Joaquin "El Chapo" Guzman stands accused of trafficking at least 200 tons of cocaine into the United States over multiple decades. That adds up to more than 181 million grams—181,436,948 to be exact—which is a whole lot of little plastic baggies. The alleged Mexican drug lord is also charged with killing thousands of people while heading up operations for the infamous Sinaloa cartel, according to a New York Times report, which describes the cartel's formidable trafficking capability using "an ever-changing fleet of trucks, planes, yachts, container ships and submersibles."

The Times story is actually primarily concerned with a new legal gambit El Chapo is rolling out. Guzman is challenging his extradition to Brooklyn on procedural grounds, with his American public defenders filing paperwork to the effect that the Mexican government had agreed only to send Guzman to Texas or California—where he'd been "identified in absentia"—but on the morning before he was set to be hauled off in "a small police jet," the government suddenly agreed to ship him off to the Big Apple. His lawyers dispute Mexican government officials could have followed proper protocol and obtained all the necessary paperwork in a matter of hours.
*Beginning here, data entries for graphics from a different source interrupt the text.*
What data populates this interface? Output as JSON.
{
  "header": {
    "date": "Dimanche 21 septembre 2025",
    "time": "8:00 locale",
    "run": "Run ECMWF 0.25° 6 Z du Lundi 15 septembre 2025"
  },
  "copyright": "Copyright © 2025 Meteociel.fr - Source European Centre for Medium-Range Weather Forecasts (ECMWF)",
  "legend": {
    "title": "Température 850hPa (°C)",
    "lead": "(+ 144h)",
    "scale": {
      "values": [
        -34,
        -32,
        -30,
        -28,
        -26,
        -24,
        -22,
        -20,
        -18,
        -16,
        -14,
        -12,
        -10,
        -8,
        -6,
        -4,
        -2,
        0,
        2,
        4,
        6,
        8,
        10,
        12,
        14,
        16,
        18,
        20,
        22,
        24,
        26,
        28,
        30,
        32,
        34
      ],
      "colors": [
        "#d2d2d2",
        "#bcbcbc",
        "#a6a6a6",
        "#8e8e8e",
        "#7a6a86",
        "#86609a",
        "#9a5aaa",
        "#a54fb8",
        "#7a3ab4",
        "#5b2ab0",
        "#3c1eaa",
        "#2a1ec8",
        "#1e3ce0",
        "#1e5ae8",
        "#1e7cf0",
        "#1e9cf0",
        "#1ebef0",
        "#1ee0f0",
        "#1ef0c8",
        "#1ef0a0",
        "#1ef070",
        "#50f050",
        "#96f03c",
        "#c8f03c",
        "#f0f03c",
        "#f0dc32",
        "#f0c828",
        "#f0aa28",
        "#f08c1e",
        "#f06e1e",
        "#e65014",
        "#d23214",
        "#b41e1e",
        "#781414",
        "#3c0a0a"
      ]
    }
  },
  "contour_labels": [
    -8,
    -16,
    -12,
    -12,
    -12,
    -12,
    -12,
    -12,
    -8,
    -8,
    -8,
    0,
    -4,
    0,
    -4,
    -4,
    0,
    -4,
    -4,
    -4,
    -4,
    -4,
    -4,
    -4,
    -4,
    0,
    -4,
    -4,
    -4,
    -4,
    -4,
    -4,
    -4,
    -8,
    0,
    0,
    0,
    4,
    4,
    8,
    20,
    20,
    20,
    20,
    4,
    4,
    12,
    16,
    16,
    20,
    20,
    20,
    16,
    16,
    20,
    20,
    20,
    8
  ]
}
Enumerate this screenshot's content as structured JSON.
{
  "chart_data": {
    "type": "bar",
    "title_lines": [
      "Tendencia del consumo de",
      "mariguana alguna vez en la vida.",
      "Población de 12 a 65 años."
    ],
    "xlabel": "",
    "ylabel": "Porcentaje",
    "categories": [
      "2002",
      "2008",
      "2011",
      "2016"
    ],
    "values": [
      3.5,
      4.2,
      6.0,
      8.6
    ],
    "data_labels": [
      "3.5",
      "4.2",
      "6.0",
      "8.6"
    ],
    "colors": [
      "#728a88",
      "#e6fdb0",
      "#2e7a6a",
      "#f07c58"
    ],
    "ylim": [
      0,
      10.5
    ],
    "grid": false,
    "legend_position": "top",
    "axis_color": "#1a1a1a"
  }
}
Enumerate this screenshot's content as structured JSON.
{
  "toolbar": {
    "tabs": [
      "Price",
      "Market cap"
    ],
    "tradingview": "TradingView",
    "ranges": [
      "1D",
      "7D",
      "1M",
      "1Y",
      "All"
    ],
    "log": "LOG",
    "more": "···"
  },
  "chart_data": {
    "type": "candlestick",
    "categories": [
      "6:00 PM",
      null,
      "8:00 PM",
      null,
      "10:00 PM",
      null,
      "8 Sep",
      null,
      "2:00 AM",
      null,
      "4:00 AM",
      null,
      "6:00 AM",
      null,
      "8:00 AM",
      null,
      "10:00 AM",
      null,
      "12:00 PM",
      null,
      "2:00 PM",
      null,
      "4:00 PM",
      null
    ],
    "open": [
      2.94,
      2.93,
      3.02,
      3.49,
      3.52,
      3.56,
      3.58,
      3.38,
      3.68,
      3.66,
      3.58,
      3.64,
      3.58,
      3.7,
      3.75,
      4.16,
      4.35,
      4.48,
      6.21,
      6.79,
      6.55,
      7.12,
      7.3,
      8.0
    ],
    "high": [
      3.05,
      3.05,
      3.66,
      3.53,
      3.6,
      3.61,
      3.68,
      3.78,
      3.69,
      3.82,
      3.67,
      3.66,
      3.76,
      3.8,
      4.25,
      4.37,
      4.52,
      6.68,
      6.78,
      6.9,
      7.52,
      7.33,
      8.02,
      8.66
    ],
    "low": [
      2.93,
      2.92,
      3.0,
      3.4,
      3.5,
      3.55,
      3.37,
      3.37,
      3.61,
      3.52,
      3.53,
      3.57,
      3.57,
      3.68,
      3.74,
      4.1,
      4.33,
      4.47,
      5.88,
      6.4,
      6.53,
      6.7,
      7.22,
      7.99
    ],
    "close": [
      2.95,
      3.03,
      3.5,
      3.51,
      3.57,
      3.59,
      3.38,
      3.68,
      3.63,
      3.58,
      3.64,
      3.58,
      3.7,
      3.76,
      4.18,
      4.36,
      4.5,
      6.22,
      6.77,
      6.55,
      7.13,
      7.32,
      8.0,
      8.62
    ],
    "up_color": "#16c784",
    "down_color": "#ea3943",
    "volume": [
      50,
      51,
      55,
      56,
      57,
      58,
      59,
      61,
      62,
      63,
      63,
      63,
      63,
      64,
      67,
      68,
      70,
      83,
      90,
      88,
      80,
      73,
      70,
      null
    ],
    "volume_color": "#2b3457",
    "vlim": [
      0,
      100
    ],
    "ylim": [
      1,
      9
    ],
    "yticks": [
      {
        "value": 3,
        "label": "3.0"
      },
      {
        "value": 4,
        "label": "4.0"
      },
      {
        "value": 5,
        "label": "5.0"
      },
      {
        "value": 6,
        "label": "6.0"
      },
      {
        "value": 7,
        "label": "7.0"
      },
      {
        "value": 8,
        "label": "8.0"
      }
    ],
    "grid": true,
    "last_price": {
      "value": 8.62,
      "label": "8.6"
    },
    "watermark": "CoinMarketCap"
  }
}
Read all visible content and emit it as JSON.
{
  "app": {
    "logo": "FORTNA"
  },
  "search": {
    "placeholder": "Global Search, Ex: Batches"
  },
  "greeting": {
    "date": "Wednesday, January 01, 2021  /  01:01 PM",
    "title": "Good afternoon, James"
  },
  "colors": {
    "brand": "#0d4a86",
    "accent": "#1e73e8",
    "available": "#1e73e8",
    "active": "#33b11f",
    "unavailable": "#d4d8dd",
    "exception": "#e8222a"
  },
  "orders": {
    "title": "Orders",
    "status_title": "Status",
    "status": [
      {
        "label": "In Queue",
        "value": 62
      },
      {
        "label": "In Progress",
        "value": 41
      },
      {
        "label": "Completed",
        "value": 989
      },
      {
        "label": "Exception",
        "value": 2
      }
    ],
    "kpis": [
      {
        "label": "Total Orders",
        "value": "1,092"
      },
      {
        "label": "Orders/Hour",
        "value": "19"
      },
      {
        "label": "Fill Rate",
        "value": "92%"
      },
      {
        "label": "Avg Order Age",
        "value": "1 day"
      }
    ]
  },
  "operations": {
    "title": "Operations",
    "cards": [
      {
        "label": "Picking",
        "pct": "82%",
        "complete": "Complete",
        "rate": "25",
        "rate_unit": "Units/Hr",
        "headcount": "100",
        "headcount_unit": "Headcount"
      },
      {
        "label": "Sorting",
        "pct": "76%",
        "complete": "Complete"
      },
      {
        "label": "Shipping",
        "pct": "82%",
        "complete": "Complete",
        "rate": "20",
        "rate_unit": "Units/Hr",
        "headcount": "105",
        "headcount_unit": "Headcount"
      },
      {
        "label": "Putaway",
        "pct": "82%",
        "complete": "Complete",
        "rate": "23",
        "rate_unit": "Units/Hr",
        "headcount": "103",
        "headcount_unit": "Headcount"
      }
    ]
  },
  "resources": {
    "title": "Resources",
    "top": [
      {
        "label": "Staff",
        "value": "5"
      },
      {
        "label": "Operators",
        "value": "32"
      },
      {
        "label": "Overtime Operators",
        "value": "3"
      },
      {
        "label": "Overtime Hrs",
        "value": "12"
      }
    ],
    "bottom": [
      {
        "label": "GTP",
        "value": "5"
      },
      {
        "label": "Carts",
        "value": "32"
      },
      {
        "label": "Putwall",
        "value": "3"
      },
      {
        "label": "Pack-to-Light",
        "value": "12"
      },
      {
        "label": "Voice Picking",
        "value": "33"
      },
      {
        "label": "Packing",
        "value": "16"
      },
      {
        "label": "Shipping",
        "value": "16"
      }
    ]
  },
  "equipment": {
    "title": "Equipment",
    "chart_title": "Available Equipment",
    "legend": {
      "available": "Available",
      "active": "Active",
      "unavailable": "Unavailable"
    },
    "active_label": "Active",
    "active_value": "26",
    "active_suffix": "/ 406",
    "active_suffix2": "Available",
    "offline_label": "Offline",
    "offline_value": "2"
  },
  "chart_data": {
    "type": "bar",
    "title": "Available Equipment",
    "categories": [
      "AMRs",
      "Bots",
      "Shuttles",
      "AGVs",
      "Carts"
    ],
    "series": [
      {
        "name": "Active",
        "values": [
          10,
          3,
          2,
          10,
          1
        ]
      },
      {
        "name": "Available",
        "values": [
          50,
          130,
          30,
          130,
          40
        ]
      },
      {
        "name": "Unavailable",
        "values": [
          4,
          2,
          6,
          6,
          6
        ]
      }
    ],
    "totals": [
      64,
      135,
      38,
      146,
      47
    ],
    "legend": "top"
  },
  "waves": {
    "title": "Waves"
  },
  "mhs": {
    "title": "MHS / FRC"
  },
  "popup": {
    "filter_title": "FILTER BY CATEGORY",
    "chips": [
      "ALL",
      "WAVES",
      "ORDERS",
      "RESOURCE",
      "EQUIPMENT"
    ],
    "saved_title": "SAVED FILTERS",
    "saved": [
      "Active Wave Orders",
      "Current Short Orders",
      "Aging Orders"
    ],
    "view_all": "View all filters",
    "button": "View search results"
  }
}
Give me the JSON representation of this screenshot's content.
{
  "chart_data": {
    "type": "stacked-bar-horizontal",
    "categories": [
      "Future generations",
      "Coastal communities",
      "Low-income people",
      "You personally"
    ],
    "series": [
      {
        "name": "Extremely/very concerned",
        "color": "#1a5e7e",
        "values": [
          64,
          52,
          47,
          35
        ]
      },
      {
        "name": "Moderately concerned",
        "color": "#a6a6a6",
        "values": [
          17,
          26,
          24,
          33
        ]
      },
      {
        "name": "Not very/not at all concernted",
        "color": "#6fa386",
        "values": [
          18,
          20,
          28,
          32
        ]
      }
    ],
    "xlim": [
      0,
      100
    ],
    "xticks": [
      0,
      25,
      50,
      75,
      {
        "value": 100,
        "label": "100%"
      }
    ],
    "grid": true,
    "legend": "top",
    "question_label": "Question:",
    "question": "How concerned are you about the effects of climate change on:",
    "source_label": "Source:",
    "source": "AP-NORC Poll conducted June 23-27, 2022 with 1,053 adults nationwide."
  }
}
While the complaint doesn't directly dispute the meat of the case—that Guzman is a prolific international drug trafficker responsible for the deaths of thousands—it does challenge federal prosecutors' attempts to seize $14 billion in assets from El Chapo. The asset forfeiture claims weren't part of the original extradition papers, so his lawyers view the move as a breach of what's called "the Rule of Specialty," an extradition policy that "requires defendants to be tried only on the specific charges for which they are extradited." That's also what they believe was breached when the Mexican government sent El Chapo to Brooklyn.

This is apparently just the latest complex legal maneuver in a case that has moved from bold-face headlines to procedural mumbo-jumbo since Guzman arrived Stateside. While the lawyers fight it out, though, he'll be stuck in a jail described as "worse than Guantanamo. It is about as soul-negating existence as there is in this country in the federal system." So there's that.